Hubby huffed and shrugged and glowered as only he can, in a semi helpless way. I left him to it. Two hours later I found him in front of a mountain of shoe boxes. He has more shoes than can be found in a large shoe shop. He had begrudgingly selected a pair that he felt he would no longer be able to wear. They were to go to the charity shop.
I must say that I highly approved of his choice. There in front of me, pristine and shiny was a pair of ghastly tan shoes. ‘Tan’ doesn’t quite describe the colour of these shoes but to do so would involve a vulgar description involving the words ‘cat’, and ‘sick’. Goodness knows when or why he had bought them. Maybe they were fashionable in the seventies.
He frowned and scratched his head.
‘I don’t want to get rid of them. I’ve never worn them.’ (I could see why he hadn’t worn them.) ‘I just can’t get them to match with any of my clothes so I suppose they’ll have to go. They are beautifully made though,’ he sighed.
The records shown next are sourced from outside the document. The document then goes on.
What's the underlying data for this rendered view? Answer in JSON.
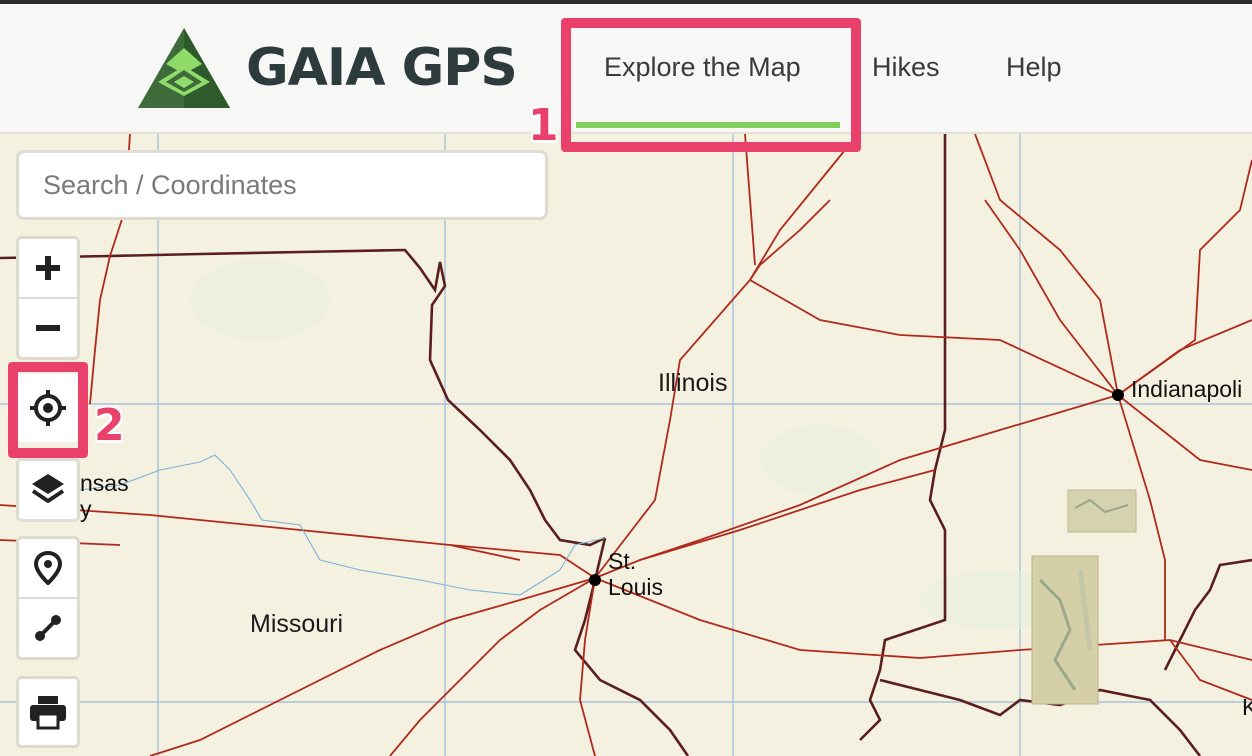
{
  "header": {
    "logo_text": "GAIA GPS",
    "nav": [
      {
        "label": "Explore the Map"
      },
      {
        "label": "Hikes"
      },
      {
        "label": "Help"
      }
    ],
    "accent_color": "#7fcf5a"
  },
  "annotations": {
    "step1": "1",
    "step2": "2",
    "highlight_color": "#e9416c"
  },
  "search": {
    "placeholder": "Search / Coordinates"
  },
  "controls": {
    "zoom": [
      "plus-icon",
      "minus-icon"
    ],
    "locate": "crosshair-icon",
    "layers": "layers-icon",
    "tools": [
      "map-pin-icon",
      "route-icon"
    ],
    "print": "printer-icon"
  },
  "map": {
    "states": {
      "illinois": "Illinois",
      "missouri": "Missouri"
    },
    "cities": {
      "st_louis_line1": "St.",
      "st_louis_line2": "Louis",
      "indianapolis": "Indianapoli",
      "kansas_line1": "nsas",
      "kansas_line2": "y",
      "edge_k": "K"
    }
  }
}
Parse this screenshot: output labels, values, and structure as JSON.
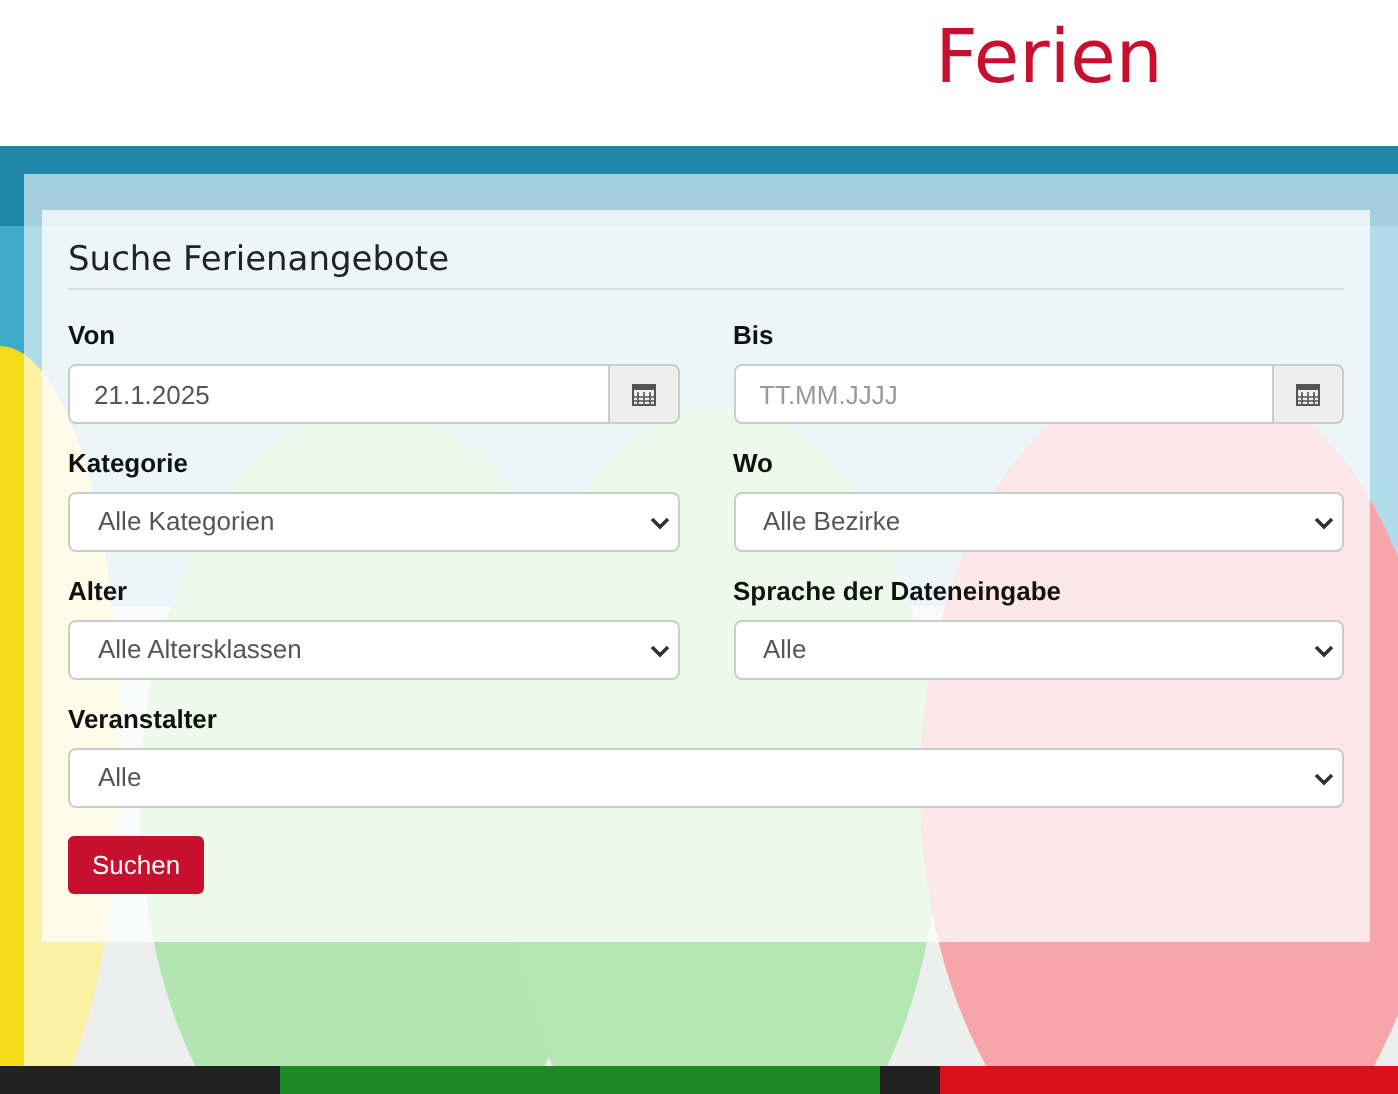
{
  "header": {
    "title": "Ferien"
  },
  "search_form": {
    "title": "Suche Ferienangebote",
    "fields": [
      {
        "kind": "date",
        "label": "Von",
        "value": "21.1.2025"
      },
      {
        "kind": "date",
        "label": "Bis",
        "placeholder": "TT.MM.JJJJ"
      },
      {
        "kind": "select",
        "label": "Kategorie",
        "value": "Alle Kategorien"
      },
      {
        "kind": "select",
        "label": "Wo",
        "value": "Alle Bezirke"
      },
      {
        "kind": "select",
        "label": "Alter",
        "value": "Alle Altersklassen"
      },
      {
        "kind": "select",
        "label": "Sprache der Dateneingabe",
        "value": "Alle"
      },
      {
        "kind": "select",
        "label": "Veranstalter",
        "value": "Alle",
        "wide": true
      }
    ],
    "button": "Suchen"
  }
}
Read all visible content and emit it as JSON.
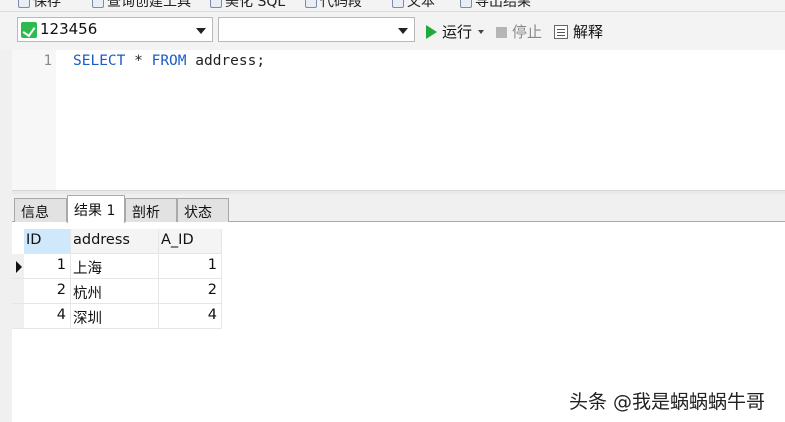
{
  "toolbar": {
    "items": [
      "保存",
      "查询创建工具",
      "美化 SQL",
      "代码段",
      "文本",
      "导出结果"
    ]
  },
  "connection": {
    "selected": "123456",
    "database_selected": ""
  },
  "actions": {
    "run_label": "运行",
    "stop_label": "停止",
    "explain_label": "解释"
  },
  "editor": {
    "line_number": "1",
    "sql": {
      "kw1": "SELECT",
      "star": " * ",
      "kw2": "FROM",
      "rest": " address;"
    }
  },
  "result_tabs": [
    "信息",
    "结果 1",
    "剖析",
    "状态"
  ],
  "active_tab": "结果 1",
  "grid": {
    "columns": [
      "ID",
      "address",
      "A_ID"
    ],
    "rows": [
      [
        "1",
        "上海",
        "1"
      ],
      [
        "2",
        "杭州",
        "2"
      ],
      [
        "4",
        "深圳",
        "4"
      ]
    ]
  },
  "watermark": "头条 @我是蜗蜗蜗牛哥",
  "colors": {
    "keyword": "#1a5cc8",
    "run_green": "#1faa3a",
    "header_selected": "#cfe8fb"
  }
}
He was right. They were a beautifully made, pair of disgusting coloured shoes. Good thing they were going. I bundled them into a bag before he could change his mind, and the next day I dropped them off at the charity shop. The lady looked in the box with a dismayed expression.
‘They’re expensive shoes,’ she said. ‘But, who would want that colour? I’ll put them up for five pounds and hope someone wants them. Maybe they’ll buy them for gardening.’
I had to agree. They really were not everyone’s cup of tea. Hopefully someone would be willing to shell out a few pounds though. It is for charity after all.
Later that day Hubby came into the kitchen looking even more glum than usual.
‘What’s the problem?’ I asked.
‘Found this,’ he said holding up a belt the same colour cat....I mean tan as the shoes.
‘Okay, I’ll take it to the shop tomorrow,’ I replied. ‘At least you’ve cleared a couple of things out of your wardrobe.’
He nodded gloomily and like Eeyore plodded back to his room, head down, disheartened.
The following day, he said he’d take the belt to the charity shop after he had been to the supermarket, as I had to go to the Post Office. On my way back I passed the shop. The same lady from a couple of days ago was outside putting up a poster.
‘Hello,’ she said cheerfully. ‘I sold those shoes you brought in.’
‘What a surprise. My husband should be by soon with a matching belt maybe the person would like that too,’ I suggested.
‘Oh, I expect so. He didn’t hesitate when he saw them. He said they were very good quality and he thought they were very cheap at five pounds.’
I met Hubby later and told him that his shoes had gone to a good home. He looked at me sheepishly.
‘Well, once I found the belt. I thought I could probably match them up with a pair of greenish trousers I have.’
In the boot of the car I could see the boomerang tan coloured shoes.
‘Well, they are very good quality,’ said Hubby.